Ingin Hapus Kemiskinan? RI Harus Bisa Turunkan Harga Beras!
Chandra Gian Asmara, CNBC Indonesia
17 July 2018 08:52

Jakarta, CNBC Indonesia - Indonesia mencetak sejarah di satu tahun jelang berakhirnya masa pemerintahan Presiden Joko Widodo. Tingkat kemiskinan berada di angka single digit, sementara ketimpangan Indonesia menjadi terendah dalam 7 tahun terakhir.
Badan Pusat Statistik (BPS) mencatat, tingkat kemiskinan pada Maret 2018 sebesar 9,82%, atau lebih kecil dibandingkan periode sama tahun lalu 10,64%. Ini menjadi kali pertama sejak era reformasi, tingkat kemiskinan di bawah 10%.
Adapun beberapa faktor yang memengaruhi penurunan kemiskinan. Antara lain, inflasi yang terkendali, kenaikan rata-rata pengeluaran per kapita/bulan rumah tangga 40% lapisan terbawah, serat penyaluran bantuan sosial tunai, BPNT, dan Rastra.
Seperti diketahui, tingkat kemiskinan selalu ada di atas 10%, dengan tingkat tertinggi berada di angka 23,4% di tahun 1999, selepas krisis 1997-1998. Artinya, ini menjadi pencapaian tersendiri angka kemiskinan berada di bawah 2 digit.

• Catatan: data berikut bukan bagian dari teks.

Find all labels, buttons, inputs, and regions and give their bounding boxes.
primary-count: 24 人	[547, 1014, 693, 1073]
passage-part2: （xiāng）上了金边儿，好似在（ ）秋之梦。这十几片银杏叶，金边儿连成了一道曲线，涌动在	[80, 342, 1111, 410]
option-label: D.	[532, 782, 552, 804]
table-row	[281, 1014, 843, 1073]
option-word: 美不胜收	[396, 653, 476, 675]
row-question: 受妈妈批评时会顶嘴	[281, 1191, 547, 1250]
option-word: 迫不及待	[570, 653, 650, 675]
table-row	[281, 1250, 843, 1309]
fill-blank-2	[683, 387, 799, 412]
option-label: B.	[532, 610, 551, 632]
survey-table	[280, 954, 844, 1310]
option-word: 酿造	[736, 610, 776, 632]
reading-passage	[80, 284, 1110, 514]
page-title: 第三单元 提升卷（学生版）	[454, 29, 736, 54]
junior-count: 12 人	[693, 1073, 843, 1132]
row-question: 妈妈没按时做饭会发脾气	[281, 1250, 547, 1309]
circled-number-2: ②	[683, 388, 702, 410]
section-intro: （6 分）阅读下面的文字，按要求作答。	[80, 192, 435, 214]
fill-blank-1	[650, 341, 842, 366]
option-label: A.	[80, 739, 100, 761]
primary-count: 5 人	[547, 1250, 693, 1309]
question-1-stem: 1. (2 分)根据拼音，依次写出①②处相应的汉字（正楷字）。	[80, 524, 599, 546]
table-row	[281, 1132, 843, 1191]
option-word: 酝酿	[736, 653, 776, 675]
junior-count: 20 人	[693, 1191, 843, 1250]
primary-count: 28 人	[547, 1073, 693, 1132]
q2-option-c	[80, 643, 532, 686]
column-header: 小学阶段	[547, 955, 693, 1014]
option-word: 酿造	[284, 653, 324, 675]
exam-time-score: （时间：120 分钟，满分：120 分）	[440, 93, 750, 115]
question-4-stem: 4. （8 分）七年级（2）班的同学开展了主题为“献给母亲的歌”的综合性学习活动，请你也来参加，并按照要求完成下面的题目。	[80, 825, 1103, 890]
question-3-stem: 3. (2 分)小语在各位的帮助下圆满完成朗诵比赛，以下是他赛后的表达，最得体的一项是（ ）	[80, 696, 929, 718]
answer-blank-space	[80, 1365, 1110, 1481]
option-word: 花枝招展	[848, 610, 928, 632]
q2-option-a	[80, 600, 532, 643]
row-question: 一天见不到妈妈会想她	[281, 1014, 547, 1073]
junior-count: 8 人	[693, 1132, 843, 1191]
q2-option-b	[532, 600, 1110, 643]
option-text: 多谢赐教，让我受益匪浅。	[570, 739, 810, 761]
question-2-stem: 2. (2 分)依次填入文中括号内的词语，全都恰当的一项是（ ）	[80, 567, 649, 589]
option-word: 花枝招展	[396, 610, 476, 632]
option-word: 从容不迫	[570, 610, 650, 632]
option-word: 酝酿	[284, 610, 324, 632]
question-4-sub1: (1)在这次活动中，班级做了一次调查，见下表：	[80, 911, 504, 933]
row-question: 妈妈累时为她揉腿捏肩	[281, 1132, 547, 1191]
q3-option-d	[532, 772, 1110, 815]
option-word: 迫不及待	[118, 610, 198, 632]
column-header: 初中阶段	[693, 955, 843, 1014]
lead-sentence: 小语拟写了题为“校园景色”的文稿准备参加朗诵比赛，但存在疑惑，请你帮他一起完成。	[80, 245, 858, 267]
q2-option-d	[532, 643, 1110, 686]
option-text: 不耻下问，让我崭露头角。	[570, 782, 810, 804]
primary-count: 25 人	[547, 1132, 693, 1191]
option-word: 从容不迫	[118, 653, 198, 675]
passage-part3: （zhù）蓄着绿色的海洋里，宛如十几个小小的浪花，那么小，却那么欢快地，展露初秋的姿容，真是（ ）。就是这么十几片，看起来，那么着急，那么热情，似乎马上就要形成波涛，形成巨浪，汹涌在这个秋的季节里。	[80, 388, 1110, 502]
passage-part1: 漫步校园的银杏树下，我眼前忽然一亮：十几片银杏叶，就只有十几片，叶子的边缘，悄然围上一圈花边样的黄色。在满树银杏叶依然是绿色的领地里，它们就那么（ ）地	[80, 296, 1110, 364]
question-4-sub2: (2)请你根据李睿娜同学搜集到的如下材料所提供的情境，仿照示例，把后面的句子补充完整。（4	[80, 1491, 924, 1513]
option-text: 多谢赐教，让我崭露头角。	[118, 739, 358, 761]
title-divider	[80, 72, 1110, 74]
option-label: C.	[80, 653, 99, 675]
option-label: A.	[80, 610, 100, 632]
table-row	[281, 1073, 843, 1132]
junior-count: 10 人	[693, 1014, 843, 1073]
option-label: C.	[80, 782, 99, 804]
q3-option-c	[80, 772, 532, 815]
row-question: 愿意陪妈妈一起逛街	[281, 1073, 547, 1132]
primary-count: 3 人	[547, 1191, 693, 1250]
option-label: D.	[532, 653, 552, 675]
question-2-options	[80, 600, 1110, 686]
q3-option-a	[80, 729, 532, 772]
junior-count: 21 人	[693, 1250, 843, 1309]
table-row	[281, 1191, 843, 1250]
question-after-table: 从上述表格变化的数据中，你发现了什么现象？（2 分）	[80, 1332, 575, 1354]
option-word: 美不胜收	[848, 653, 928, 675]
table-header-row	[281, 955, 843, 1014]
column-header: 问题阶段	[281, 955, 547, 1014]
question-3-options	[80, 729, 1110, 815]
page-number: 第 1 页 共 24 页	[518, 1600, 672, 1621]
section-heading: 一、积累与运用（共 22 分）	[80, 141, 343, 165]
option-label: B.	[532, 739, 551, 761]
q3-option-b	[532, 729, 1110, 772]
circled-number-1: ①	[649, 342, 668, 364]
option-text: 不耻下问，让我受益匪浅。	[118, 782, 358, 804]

Sementara itu, otoritas statistik pun mencatat, rasio gini Indonesia pada Maret 2018 sebesar 0,389, atau lebih kecil dari periode sama tahun lalu sebesar 0,393. Sejak Maret 2015 hingga Maret 2018, nilai rasio gini secara konsisten turun.
Bahkan, data BPS pun menunjukan rasio gini Maret 2018 menjadi yang terendah sejak 7 tahun terakhir, atau sejak September 2011, dimana rasio gini di tingkat perkotaan secara konsisten bsa ditekan hingga 0,401, dari yang sempat menyentuh 0,433 di September 2014.
Masih Banyak PR
Tingkat kemiskinan maupun ketimpangan Indonesia memang berhasil mencetak sejarah. Namun bukan berarti pemerintah berpuas diri, lantaran masih ada beberapa hal yang perlu menjadi perhatian serius ke depan.
Pertama, adalah dari sisi angka kemiskinan. Dalam rencana pembangunan jangka menengah nasional (RPJMN), pemerintahan di era Presiden Joko Widodo - Jusuf Kalla mematok angka kemiskinan di rentang 7-8%.
Peluang pemerintah kembali menekan angka kemiskinan ke level tersebut masih terbuka lebar. Namun, Bank Dunia menganggap, bukan hal mudah bagi pemerintah untuk merealisasikan keinginan tersebut.
"Kalau the last mile problem, itu butuh effort besar. Ini paling susah, dan setiap negara juga seperti ini. Saat kemiskinan di angka 20%, menurunkan 5% itu mungkin mudah. Tapi the last mile problem ini, butuh lebih banyak kerja keras." kata Ekonom Bank Dunia Vivi Alatas.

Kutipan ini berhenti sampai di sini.